Bir yazımdan nem kapan bir nemci, nem kaptığı yazıdan bir şey çıkmayacağını anlayınca, geçmiş yazılarıma bel bağlamış. Suç unsuru bulabilir miyim diye aramış taramış. Sonunda bazı yazıları tespit ederek üzerine bir dilekçe yazmak suretiyle hakkımda şikayette bulunmuş.
İki eli çantalı gelmiş suç unsuru bulmaya.
Gelen çantalılar ilk önce şikayetçinin huzuruna çıkarlar. Ne de olsa büyük makam ve güç sahibi. Dediklerini bir bir dinlerler ama kayda geçirmezler.
Ardından bir başkasının, sonra benim ifademe başvurdular.
Önce hal hatır sordular. Sen mi yazdın bunları dediler. Yaz yaz güzel yazıyorsun, her konuda yazmışsın dediler.
Sonra sadede geldiler.
Niçin yazı yazdığıma, bu kadar çeşit yazı konusunu nereden bulduğuma, nasıl vakit ayırdığıma, işlerimi aksatıp aksatmadığıma, şu yazıda şöyle diyorsun, burada ne kastettiğime, şu şu kurumları niçin kötülediğime, maksadımın ne olduğuna, eleştirerek elime ne geçtiğine dair sorular sordular.
Hepsine kendimce cevap verdim. Bir soruları çok ilgincime gitti. Niçin kişiselleştiriyorsun, kişileri niçin hedef gösteriyorsun dediler? Niye kişiselleştireyim niye hedef göstereyim ki. Kişiselleştirsem ve hedef göstersem yazılarımda yer ve şahıstan bahsederim. Hiçbir yazımda kişilere yer olmaz. Yapılanlara yer veririm. Daha doğrusu kişilerin eylemlerine yer veririm. Yapılan hareket iyi de olabilir, kötü de. Över gibi yaparken eleştiririm. Eleştirir gibi yaparken överim. Gözlemlere dayanan toplumsal olaylara yer veririm. Daha doğrusu eleştiri konularım kişiler değil, eylemleridir. Kişilerin yapıp ettiklerini ortaya koyarım. Yapıp ettiklerin bunlar. Bunlar senin ürünün. Ürününü beğendi isen bu ürünü üretmeye devam et. Yok, beğenmedi isen bundan vazgeç demek isterim. Bu tür makamlara talip olanlara da bak, bu kişinin verdiği imaj bu. Sakın ola ki böyle yapma. Yoksa karizmayı çizdirirsin demek isterim.

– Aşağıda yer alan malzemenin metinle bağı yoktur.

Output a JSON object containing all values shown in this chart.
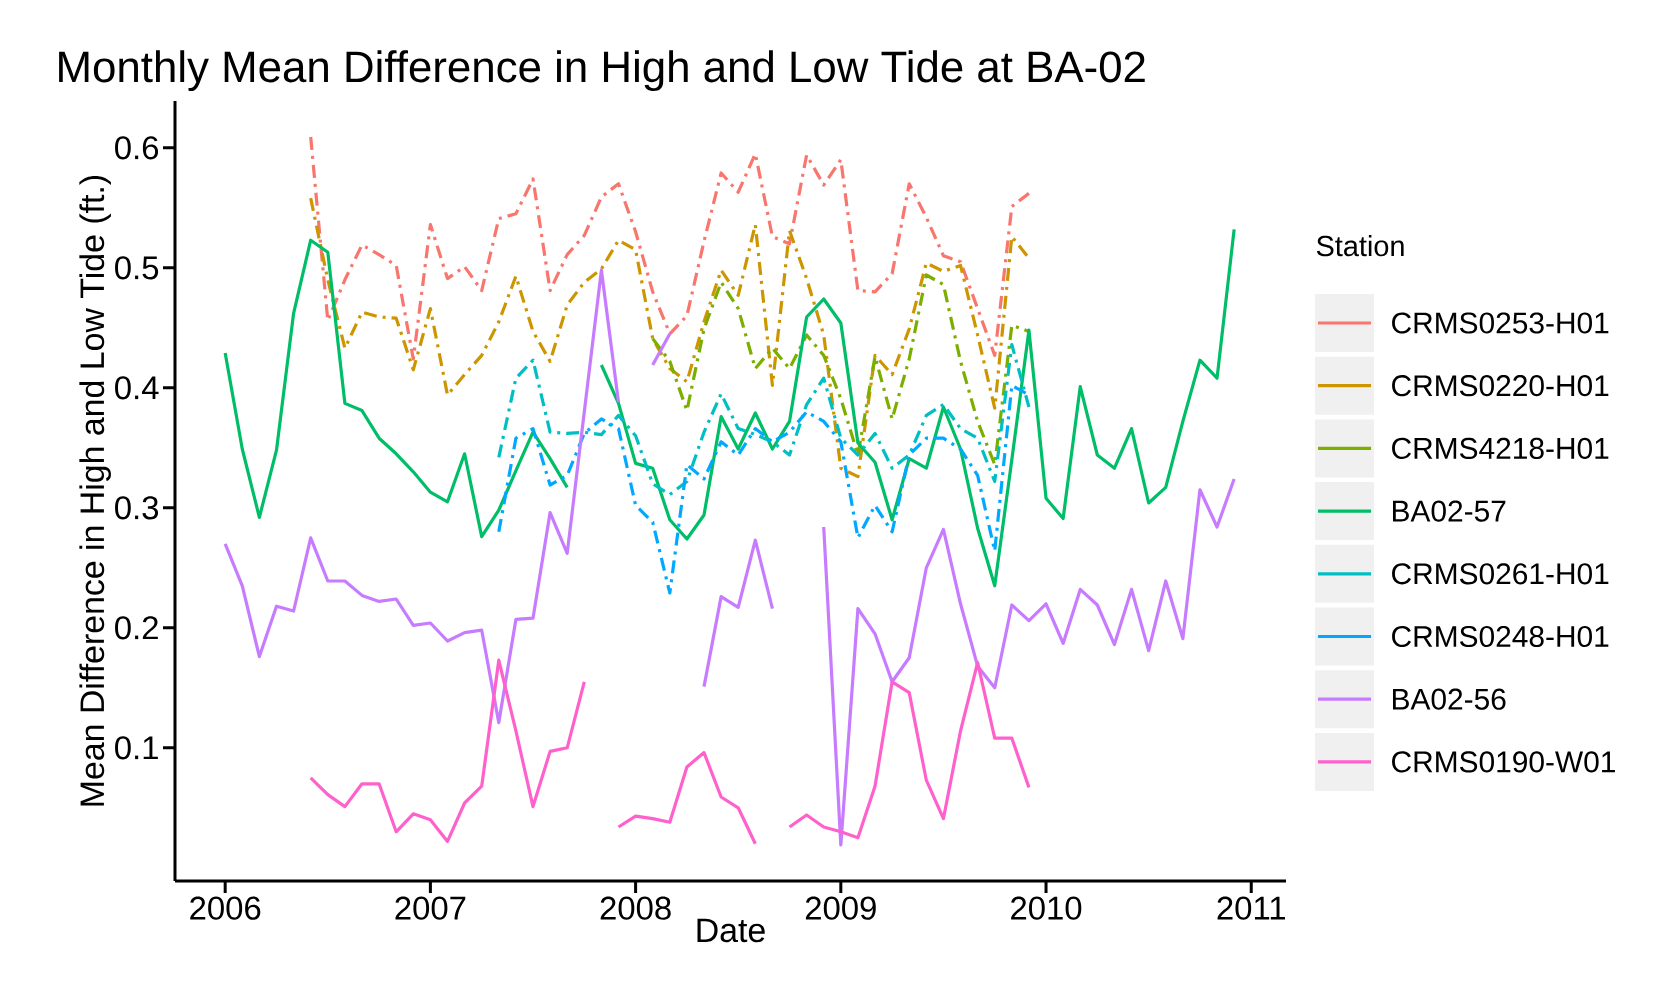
{
  "chart_data": {
    "type": "line",
    "title": "Monthly Mean Difference in High and Low Tide at BA-02",
    "xlabel": "Date",
    "ylabel": "Mean Difference in High and Low Tide (ft.)",
    "legend_title": "Station",
    "legend": "right",
    "marker": "none",
    "x": [
      "2006-01",
      "2006-02",
      "2006-03",
      "2006-04",
      "2006-05",
      "2006-06",
      "2006-07",
      "2006-08",
      "2006-09",
      "2006-10",
      "2006-11",
      "2006-12",
      "2007-01",
      "2007-02",
      "2007-03",
      "2007-04",
      "2007-05",
      "2007-06",
      "2007-07",
      "2007-08",
      "2007-09",
      "2007-10",
      "2007-11",
      "2007-12",
      "2008-01",
      "2008-02",
      "2008-03",
      "2008-04",
      "2008-05",
      "2008-06",
      "2008-07",
      "2008-08",
      "2008-09",
      "2008-10",
      "2008-11",
      "2008-12",
      "2009-01",
      "2009-02",
      "2009-03",
      "2009-04",
      "2009-05",
      "2009-06",
      "2009-07",
      "2009-08",
      "2009-09",
      "2009-10",
      "2009-11",
      "2009-12",
      "2010-01",
      "2010-02",
      "2010-03",
      "2010-04",
      "2010-05",
      "2010-06",
      "2010-07",
      "2010-08",
      "2010-09",
      "2010-10",
      "2010-11",
      "2010-12"
    ],
    "xlim": [
      "2005-10-03",
      "2011-03-02"
    ],
    "xticks": [
      "2006",
      "2007",
      "2008",
      "2009",
      "2010",
      "2011"
    ],
    "ylim": [
      -0.011,
      0.639
    ],
    "yticks": [
      0.1,
      0.2,
      0.3,
      0.4,
      0.5,
      0.6
    ],
    "series": [
      {
        "name": "CRMS0253-H01",
        "color": "#f8766d",
        "line_style": "dashed",
        "values": [
          null,
          null,
          null,
          null,
          null,
          0.609,
          0.456,
          0.49,
          0.519,
          0.511,
          0.502,
          0.424,
          0.536,
          0.491,
          0.501,
          0.481,
          0.541,
          0.545,
          0.574,
          0.481,
          0.511,
          0.527,
          0.559,
          0.57,
          0.53,
          0.48,
          0.445,
          0.46,
          0.522,
          0.579,
          0.563,
          0.595,
          0.526,
          0.52,
          0.594,
          0.569,
          0.59,
          0.481,
          0.48,
          0.495,
          0.57,
          0.542,
          0.51,
          0.505,
          0.466,
          0.427,
          0.551,
          0.562,
          null,
          null,
          null,
          null,
          null,
          null,
          null,
          null,
          null,
          null,
          null,
          null
        ]
      },
      {
        "name": "CRMS0220-H01",
        "color": "#cd9600",
        "line_style": "dashed",
        "values": [
          null,
          null,
          null,
          null,
          null,
          0.558,
          0.49,
          0.433,
          0.463,
          0.459,
          0.458,
          0.415,
          0.466,
          0.394,
          0.411,
          0.427,
          0.455,
          0.493,
          0.447,
          0.422,
          0.469,
          0.488,
          0.499,
          0.523,
          0.515,
          0.441,
          0.416,
          0.405,
          0.455,
          0.498,
          0.477,
          0.536,
          0.402,
          0.531,
          0.491,
          0.444,
          0.333,
          0.326,
          0.427,
          0.411,
          0.449,
          0.504,
          0.497,
          0.502,
          0.444,
          0.383,
          0.526,
          0.508,
          null,
          null,
          null,
          null,
          null,
          null,
          null,
          null,
          null,
          null,
          null,
          null
        ]
      },
      {
        "name": "CRMS4218-H01",
        "color": "#7cae00",
        "line_style": "dashed",
        "values": [
          null,
          null,
          null,
          null,
          null,
          null,
          null,
          null,
          null,
          null,
          null,
          null,
          null,
          null,
          null,
          null,
          null,
          null,
          null,
          null,
          null,
          null,
          null,
          null,
          null,
          0.441,
          0.422,
          0.381,
          0.449,
          0.488,
          0.466,
          0.416,
          0.433,
          0.416,
          0.444,
          0.427,
          0.391,
          0.344,
          0.426,
          0.374,
          0.424,
          0.494,
          0.486,
          0.422,
          0.372,
          0.336,
          0.452,
          0.447,
          null,
          null,
          null,
          null,
          null,
          null,
          null,
          null,
          null,
          null,
          null,
          null
        ]
      },
      {
        "name": "BA02-57",
        "color": "#00be67",
        "line_style": "solid",
        "values": [
          0.429,
          0.349,
          0.292,
          0.348,
          0.462,
          0.523,
          0.513,
          0.387,
          0.381,
          0.358,
          0.345,
          0.33,
          0.313,
          0.305,
          0.345,
          0.276,
          0.298,
          0.331,
          0.363,
          0.341,
          0.317,
          null,
          0.419,
          0.387,
          0.337,
          0.333,
          0.29,
          0.274,
          0.294,
          0.376,
          0.349,
          0.379,
          0.349,
          0.372,
          0.459,
          0.474,
          0.454,
          0.354,
          0.338,
          0.29,
          0.341,
          0.333,
          0.384,
          0.349,
          0.283,
          0.235,
          0.34,
          0.448,
          0.308,
          0.291,
          0.401,
          0.344,
          0.333,
          0.366,
          0.304,
          0.317,
          0.372,
          0.423,
          0.408,
          0.532
        ]
      },
      {
        "name": "CRMS0261-H01",
        "color": "#00bfc4",
        "line_style": "dashed",
        "values": [
          null,
          null,
          null,
          null,
          null,
          null,
          null,
          null,
          null,
          null,
          null,
          null,
          null,
          null,
          null,
          null,
          0.342,
          0.408,
          0.423,
          0.363,
          0.362,
          0.363,
          0.361,
          0.377,
          0.36,
          0.32,
          0.311,
          0.322,
          0.363,
          0.395,
          0.366,
          0.361,
          0.355,
          0.344,
          0.386,
          0.408,
          0.358,
          0.344,
          0.362,
          0.333,
          0.344,
          0.377,
          0.386,
          0.366,
          0.358,
          0.322,
          0.436,
          0.384,
          null,
          null,
          null,
          null,
          null,
          null,
          null,
          null,
          null,
          null,
          null,
          null
        ]
      },
      {
        "name": "CRMS0248-H01",
        "color": "#00a9ff",
        "line_style": "dashed",
        "values": [
          null,
          null,
          null,
          null,
          null,
          null,
          null,
          null,
          null,
          null,
          null,
          null,
          null,
          null,
          null,
          null,
          0.28,
          0.358,
          0.366,
          0.319,
          0.327,
          0.362,
          0.374,
          0.366,
          0.302,
          0.288,
          0.229,
          0.336,
          0.324,
          0.355,
          0.344,
          0.366,
          0.355,
          0.363,
          0.38,
          0.372,
          0.355,
          0.275,
          0.302,
          0.28,
          0.344,
          0.358,
          0.358,
          0.349,
          0.327,
          0.264,
          0.402,
          0.394,
          null,
          null,
          null,
          null,
          null,
          null,
          null,
          null,
          null,
          null,
          null,
          null
        ]
      },
      {
        "name": "BA02-56",
        "color": "#c77cff",
        "line_style": "solid",
        "values": [
          0.27,
          0.235,
          0.176,
          0.218,
          0.214,
          0.275,
          0.239,
          0.239,
          0.227,
          0.222,
          0.224,
          0.202,
          0.204,
          0.189,
          0.196,
          0.198,
          0.121,
          0.207,
          0.208,
          0.296,
          0.262,
          0.38,
          0.498,
          0.388,
          null,
          0.419,
          0.445,
          null,
          0.151,
          0.226,
          0.217,
          0.273,
          0.216,
          null,
          null,
          0.284,
          0.019,
          0.216,
          0.195,
          0.155,
          0.175,
          0.25,
          0.282,
          0.22,
          0.168,
          0.15,
          0.219,
          0.206,
          0.22,
          0.187,
          0.232,
          0.219,
          0.186,
          0.232,
          0.181,
          0.239,
          0.191,
          0.315,
          0.284,
          0.324
        ]
      },
      {
        "name": "CRMS0190-W01",
        "color": "#ff61cc",
        "line_style": "solid",
        "values": [
          null,
          null,
          null,
          null,
          null,
          0.075,
          0.061,
          0.051,
          0.07,
          0.07,
          0.03,
          0.045,
          0.04,
          0.022,
          0.054,
          0.068,
          0.173,
          0.114,
          0.051,
          0.097,
          0.1,
          0.155,
          null,
          0.034,
          0.043,
          0.041,
          0.038,
          0.084,
          0.096,
          0.059,
          0.05,
          0.02,
          null,
          0.034,
          0.044,
          0.034,
          0.03,
          0.025,
          0.068,
          0.155,
          0.146,
          0.073,
          0.041,
          0.114,
          0.171,
          0.108,
          0.108,
          0.067,
          null,
          null,
          null,
          null,
          null,
          null,
          null,
          null,
          null,
          null,
          null,
          null
        ]
      }
    ]
  }
}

Gel gör ki ürününü ya da eserini ortaya koyduğum kişiler ortaya konan bu eserlerinden pek memnun kalmıyor. Koyduğum bu eserin görüntüsü hiç iyi değil, dost acı söyler. En iyisi ben bundan vazgeçeyim diyeceği yerde, acaba bunun kalemini nasıl kırarım hesabını yapmaya kalkıyor. Güçlü ise kalemi kırmak çok kolay. Bulursun iki tane kelle avcısı. Onlar da minareyi çalarak kılıfı hazırlar. Bu gerekçeyi hazırlamaktan da büyük zevk alırlar. Çünkü gücün yanında durmak, gücün emrine girmek bir şereftir onlar için. Öyle ya zayıfın yanında niye yer alsınlar. Ne karın doyurur ne de yükseltir insanı.
Sadede gelirsem, yazılarımda kişiselleştirme yapmam. Zira hiç işim olmaz. Çünkü kişiselleştirme küçük insanların işidir. Büyük insan olmasam da küçük insanla işim olmaz.
O yüzden yazılarım okunurken kimi kastediyordan ziyade yapılıp edilene bakmak ve buradan hisse kapmak gerek. Hala da nem kapılacaksa o zaman amme hizmeti yapmayacaksın. Yapacaksan da işini düzgün yapacaksın. Makamının hakkını vereceksin. Emanet edilen makamdan gücünü almayacaksın. Makama güç vereceksin. Makama oturarak ne oldum delisi olmayacaksın. Bu makam benim, istediğimi yaparım demeyeceksin. Alttakiler tepeden bakmayacaksın. Yapıp ettiklerini ortaya koyanlara tavır almayacaksın. Çünkü esas kişiselleştirme seni anlatana daha doğrusu ürününü yani eserini ortaya koyana had bildirmeye kalkmaktır.